En moyenne, Advanced Virgo peut maintenant observer de façon fiable la fusion d’un couple d’étoiles à neutrons à une distance de la Terre d’environ 160 millions d’années-lumière, et la fusion d’un couple de trous noirs à une distance d’environ 2 milliards d’années-lumière (pour des masses de trous noirs de 30 masses solaires). Actuellement, Advanced Virgo est le détecteur du réseau qui a consacré le plus de temps à l'observation de l'Univers : 90% de son temps a été passé en mode observation ; c’est un succès remarquable. Il n’a été limité que par des travaux de maintenance planifiés en coordination avec LIGO afin d’optimiser les performances du réseau, et par de fortes perturbations environnementales exceptionnelles. Ce cycle d'utilisation très élevé reflète la précision avec laquelle Advanced Virgo est contrôlé et la stabilité du bruit instrumental. Cela rend aussi Virgo plus susceptible de contribuer aux détections qui doivent encore se produire pendant O3.

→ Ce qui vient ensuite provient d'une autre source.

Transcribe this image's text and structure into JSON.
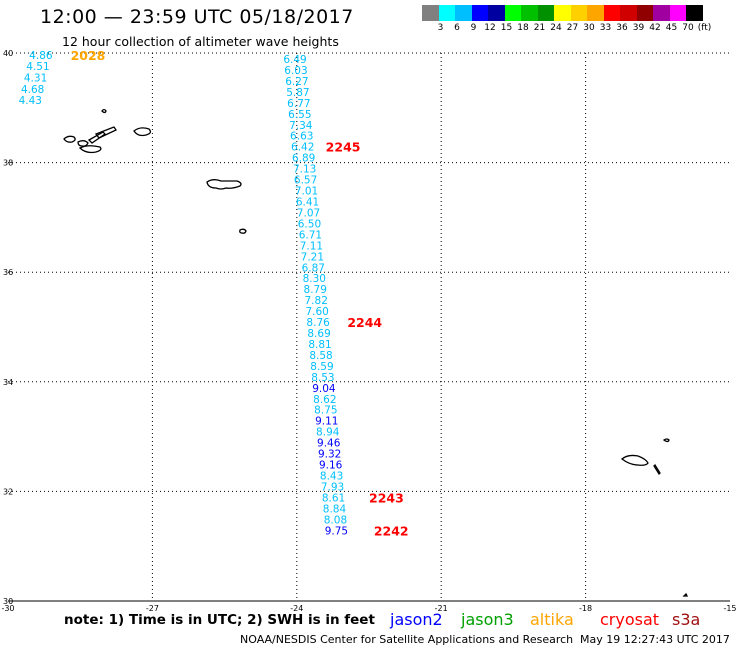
{
  "header": {
    "title": "12:00 — 23:59 UTC 05/18/2017",
    "subtitle": "12 hour collection of altimeter wave heights"
  },
  "legend": {
    "colors": [
      "#808080",
      "#00ffff",
      "#00bfff",
      "#0000ff",
      "#0000a0",
      "#00ff00",
      "#00c000",
      "#009000",
      "#ffff00",
      "#ffd000",
      "#ffa500",
      "#ff0000",
      "#d00000",
      "#900000",
      "#a000a0",
      "#ff00ff",
      "#000000"
    ],
    "labels": [
      "3",
      "6",
      "9",
      "12",
      "15",
      "18",
      "21",
      "24",
      "27",
      "30",
      "33",
      "36",
      "39",
      "42",
      "45",
      "70",
      "(ft)"
    ]
  },
  "map": {
    "lon_ticks": [
      -30,
      -27,
      -24,
      -21,
      -18,
      -15
    ],
    "lat_ticks": [
      30,
      32,
      34,
      36,
      38,
      40
    ],
    "tracks": [
      {
        "points": [
          {
            "t": "4.86",
            "lon": -29.56,
            "lat": 39.96,
            "c": "#00bfff"
          },
          {
            "t": "4.51",
            "lon": -29.62,
            "lat": 39.76,
            "c": "#00bfff"
          },
          {
            "t": "4.31",
            "lon": -29.67,
            "lat": 39.55,
            "c": "#00bfff"
          },
          {
            "t": "4.68",
            "lon": -29.73,
            "lat": 39.34,
            "c": "#00bfff"
          },
          {
            "t": "4.43",
            "lon": -29.78,
            "lat": 39.14,
            "c": "#00bfff"
          }
        ],
        "times": [
          {
            "t": "2028",
            "lon": -28.7,
            "lat": 39.96,
            "c": "#ffa500"
          }
        ]
      },
      {
        "points": [
          {
            "t": "6.49",
            "lon": -24.28,
            "lat": 39.89,
            "c": "#00bfff"
          },
          {
            "t": "6.03",
            "lon": -24.26,
            "lat": 39.69,
            "c": "#00bfff"
          },
          {
            "t": "6.27",
            "lon": -24.24,
            "lat": 39.49,
            "c": "#00bfff"
          },
          {
            "t": "5.87",
            "lon": -24.22,
            "lat": 39.29,
            "c": "#00bfff"
          },
          {
            "t": "6.77",
            "lon": -24.2,
            "lat": 39.09,
            "c": "#00bfff"
          },
          {
            "t": "6.55",
            "lon": -24.18,
            "lat": 38.89,
            "c": "#00bfff"
          },
          {
            "t": "7.34",
            "lon": -24.16,
            "lat": 38.69,
            "c": "#00bfff"
          },
          {
            "t": "6.63",
            "lon": -24.14,
            "lat": 38.49,
            "c": "#00bfff"
          },
          {
            "t": "6.42",
            "lon": -24.12,
            "lat": 38.29,
            "c": "#00bfff"
          },
          {
            "t": "6.89",
            "lon": -24.1,
            "lat": 38.09,
            "c": "#00bfff"
          },
          {
            "t": "7.13",
            "lon": -24.08,
            "lat": 37.89,
            "c": "#00bfff"
          },
          {
            "t": "6.57",
            "lon": -24.06,
            "lat": 37.69,
            "c": "#00bfff"
          },
          {
            "t": "7.01",
            "lon": -24.04,
            "lat": 37.49,
            "c": "#00bfff"
          },
          {
            "t": "6.41",
            "lon": -24.02,
            "lat": 37.29,
            "c": "#00bfff"
          },
          {
            "t": "7.07",
            "lon": -24.0,
            "lat": 37.09,
            "c": "#00bfff"
          },
          {
            "t": "6.50",
            "lon": -23.98,
            "lat": 36.89,
            "c": "#00bfff"
          },
          {
            "t": "6.71",
            "lon": -23.96,
            "lat": 36.69,
            "c": "#00bfff"
          },
          {
            "t": "7.11",
            "lon": -23.94,
            "lat": 36.49,
            "c": "#00bfff"
          },
          {
            "t": "7.21",
            "lon": -23.92,
            "lat": 36.29,
            "c": "#00bfff"
          },
          {
            "t": "6.87",
            "lon": -23.9,
            "lat": 36.09,
            "c": "#00bfff"
          },
          {
            "t": "8.30",
            "lon": -23.88,
            "lat": 35.89,
            "c": "#00bfff"
          },
          {
            "t": "8.79",
            "lon": -23.86,
            "lat": 35.69,
            "c": "#00bfff"
          },
          {
            "t": "7.82",
            "lon": -23.84,
            "lat": 35.49,
            "c": "#00bfff"
          },
          {
            "t": "7.60",
            "lon": -23.82,
            "lat": 35.29,
            "c": "#00bfff"
          },
          {
            "t": "8.76",
            "lon": -23.8,
            "lat": 35.09,
            "c": "#00bfff"
          },
          {
            "t": "8.69",
            "lon": -23.78,
            "lat": 34.89,
            "c": "#00bfff"
          },
          {
            "t": "8.81",
            "lon": -23.76,
            "lat": 34.69,
            "c": "#00bfff"
          },
          {
            "t": "8.58",
            "lon": -23.74,
            "lat": 34.49,
            "c": "#00bfff"
          },
          {
            "t": "8.59",
            "lon": -23.72,
            "lat": 34.29,
            "c": "#00bfff"
          },
          {
            "t": "8.53",
            "lon": -23.7,
            "lat": 34.09,
            "c": "#00bfff"
          },
          {
            "t": "9.04",
            "lon": -23.68,
            "lat": 33.89,
            "c": "#0000ff"
          },
          {
            "t": "8.62",
            "lon": -23.66,
            "lat": 33.69,
            "c": "#00bfff"
          },
          {
            "t": "8.75",
            "lon": -23.64,
            "lat": 33.49,
            "c": "#00bfff"
          },
          {
            "t": "9.11",
            "lon": -23.62,
            "lat": 33.29,
            "c": "#0000ff"
          },
          {
            "t": "8.94",
            "lon": -23.6,
            "lat": 33.09,
            "c": "#00bfff"
          },
          {
            "t": "9.46",
            "lon": -23.58,
            "lat": 32.89,
            "c": "#0000ff"
          },
          {
            "t": "9.32",
            "lon": -23.56,
            "lat": 32.69,
            "c": "#0000ff"
          },
          {
            "t": "9.16",
            "lon": -23.54,
            "lat": 32.49,
            "c": "#0000ff"
          },
          {
            "t": "8.43",
            "lon": -23.52,
            "lat": 32.29,
            "c": "#00bfff"
          },
          {
            "t": "7.93",
            "lon": -23.5,
            "lat": 32.09,
            "c": "#00bfff"
          },
          {
            "t": "8.61",
            "lon": -23.48,
            "lat": 31.89,
            "c": "#00bfff"
          },
          {
            "t": "8.84",
            "lon": -23.46,
            "lat": 31.69,
            "c": "#00bfff"
          },
          {
            "t": "8.08",
            "lon": -23.44,
            "lat": 31.49,
            "c": "#00bfff"
          },
          {
            "t": "9.75",
            "lon": -23.42,
            "lat": 31.29,
            "c": "#0000ff"
          }
        ],
        "times": [
          {
            "t": "2245",
            "lon": -23.4,
            "lat": 38.29,
            "c": "#ff0000"
          },
          {
            "t": "2244",
            "lon": -22.95,
            "lat": 35.09,
            "c": "#ff0000"
          },
          {
            "t": "2243",
            "lon": -22.5,
            "lat": 31.89,
            "c": "#ff0000"
          },
          {
            "t": "2242",
            "lon": -22.4,
            "lat": 31.29,
            "c": "#ff0000"
          }
        ]
      }
    ]
  },
  "note": "note:  1) Time is in UTC;  2) SWH is in feet",
  "satellites": [
    {
      "name": "jason2",
      "color": "#0000ff"
    },
    {
      "name": "jason3",
      "color": "#00a000"
    },
    {
      "name": "altika",
      "color": "#ffa500"
    },
    {
      "name": "cryosat",
      "color": "#ff0000"
    },
    {
      "name": "s3a",
      "color": "#a01010"
    }
  ],
  "footer": {
    "credit": "NOAA/NESDIS Center for Satellite Applications and Research",
    "timestamp": "May 19 12:27:43 UTC 2017"
  }
}
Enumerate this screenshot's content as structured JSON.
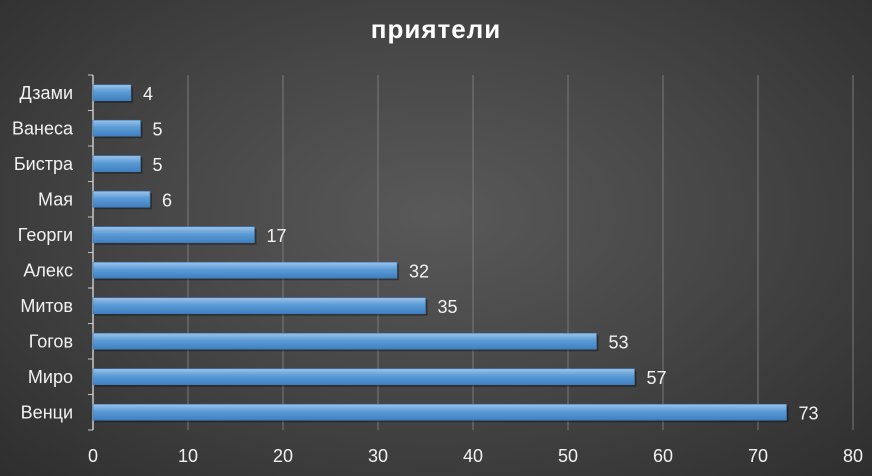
{
  "chart_data": {
    "type": "bar",
    "orientation": "horizontal",
    "title": "приятели",
    "xlabel": "",
    "ylabel": "",
    "categories": [
      "Дзами",
      "Ванеса",
      "Бистра",
      "Мая",
      "Георги",
      "Алекс",
      "Митов",
      "Гогов",
      "Миро",
      "Венци"
    ],
    "values": [
      4,
      5,
      5,
      6,
      17,
      32,
      35,
      53,
      57,
      73
    ],
    "xlim": [
      0,
      80
    ],
    "xticks": [
      0,
      10,
      20,
      30,
      40,
      50,
      60,
      70,
      80
    ],
    "grid": true,
    "legend": "none",
    "data_labels": true,
    "bar_color": "#5b9bd5",
    "bar_color_dark": "#3f7fc0",
    "bar_color_light": "#9cc3ea"
  }
}
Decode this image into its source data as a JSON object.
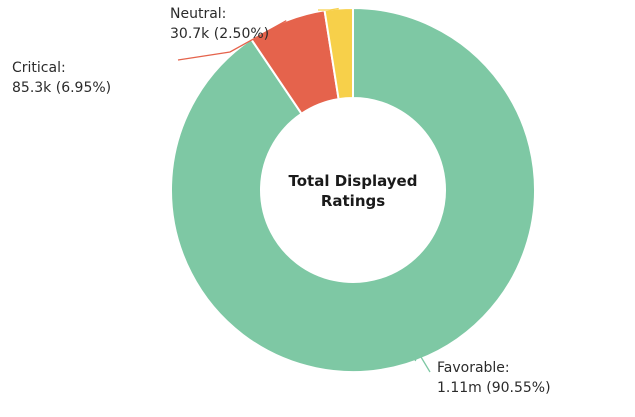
{
  "chart_data": {
    "type": "pie",
    "donut": true,
    "center_label": [
      "Total Displayed",
      "Ratings"
    ],
    "slices": [
      {
        "name": "Favorable",
        "value": 1110000,
        "percent": 90.55,
        "color": "#7ec8a4",
        "label_line1": "Favorable:",
        "label_line2": "1.11m (90.55%)"
      },
      {
        "name": "Critical",
        "value": 85300,
        "percent": 6.95,
        "color": "#e5634c",
        "label_line1": "Critical:",
        "label_line2": "85.3k (6.95%)"
      },
      {
        "name": "Neutral",
        "value": 30700,
        "percent": 2.5,
        "color": "#f7d04a",
        "label_line1": "Neutral:",
        "label_line2": "30.7k (2.50%)"
      }
    ],
    "start_angle_deg": 0,
    "direction": "clockwise"
  }
}
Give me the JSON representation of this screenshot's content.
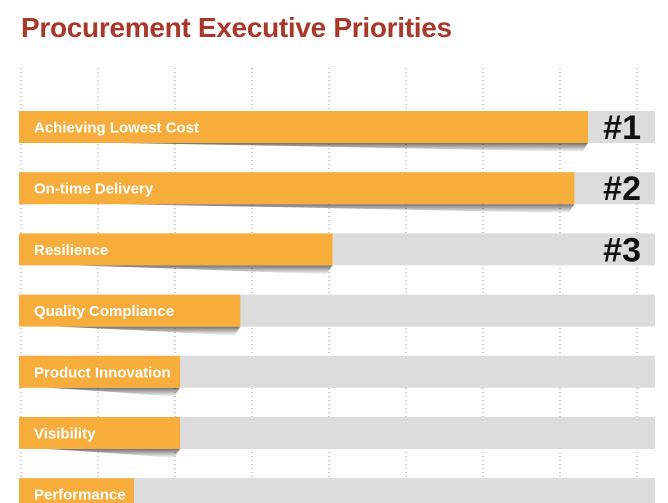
{
  "title": "Procurement Executive Priorities",
  "colors": {
    "title": "#a8392a",
    "bar": "#f7ad3c",
    "track": "#dcdcdc",
    "grid": "#9a9a9a",
    "rank_text": "#111111"
  },
  "chart_data": {
    "type": "bar",
    "orientation": "horizontal",
    "categories": [
      "Achieving Lowest Cost",
      "On-time Delivery",
      "Resilience",
      "Quality Compliance",
      "Product Innovation",
      "Visibility",
      "Performance"
    ],
    "values": [
      100,
      97.6,
      55.1,
      38.9,
      28.3,
      28.3,
      20.2
    ],
    "xlim": [
      0,
      100
    ],
    "grid": "vertical dotted",
    "rank_labels": [
      "#1",
      "#2",
      "#3"
    ]
  }
}
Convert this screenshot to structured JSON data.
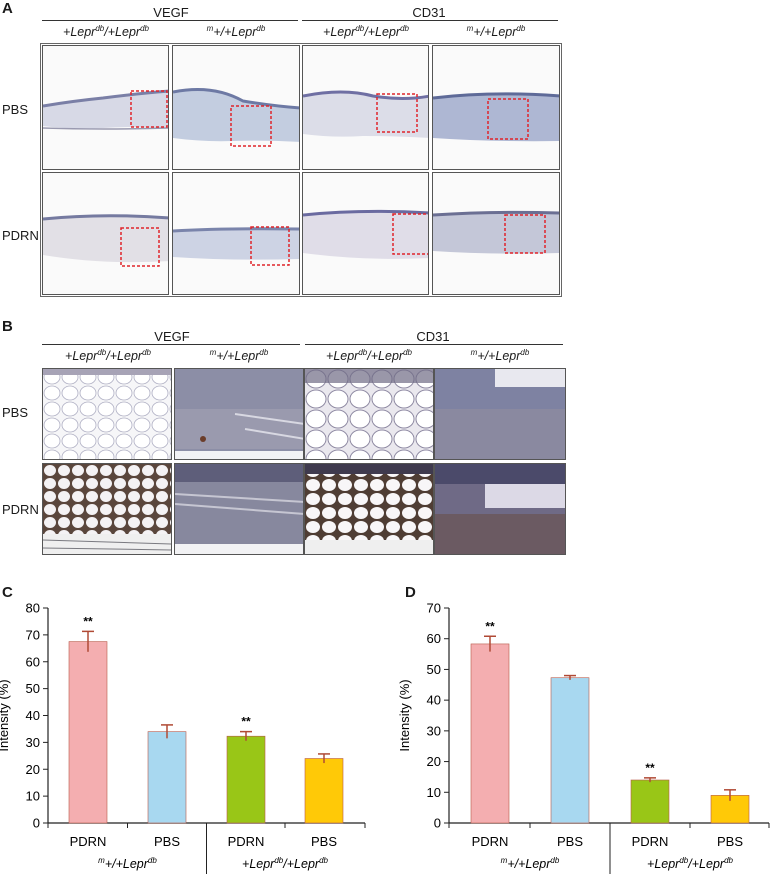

« Dans la salle de contrôle de Virgo », ajoute Irène Fiori, « nous avons passé beaucoup de temps à travailler dur ensemble ou à de longues discussions scientifiques, et nous avons connu des sensations fortes. Chaque jour, on pouvait dire, à l'humeur des gens, si Virgo progressait ou était bloqué. Et puis, le 1er avril, lorsque nous avons commencé O3 avec LIGO, nous avons eu l'immense  joie d’avoir atteint une sensibilité double de celle de 2017. « Nous l’avons fait ! » a-t-on tous crié. Maintenant, chaque fois que nous récoltons un nouveau signal, c’est une satisfaction renouvelée.»

Le cycle d'utilisation très élevé d’Advanced Virgo, combiné à la distance qui le sépare des deux interféromètres Advanced LIGO et son orientation différente, accroît les capacités de localisation des sources d’ondes gravitationnelles dans le ciel et la bonne compréhension des caractéristiques des signaux. En effet, une bonne localisation dans le ciel est le facteur clé d’une campagne d'observations électromagnétiques réussie, et de la richesse des résultats scientifiques en découlant.

De nombreuses détections sont attendues, puisque Advanced LIGO et Advanced Virgo poursuivent leurs observations pendant toute l’année que doit durer O3 : d’avantage de fusions de couples de trous noirs et d’étoiles à neutrons, et espérons-le aussi, de nouveaux signaux gravitationnels émis par d’autres types de systèmes astrophysiques. Les programmes en temps réel qui scannent très vite les signaux au moment leur acquisition, et les analyses hors ligne qui traitent ensuite de grandes quantités de données correspondant à toutes les informations collectées, vont continuer la recherche des signaux gravitationnels, attendus ou non.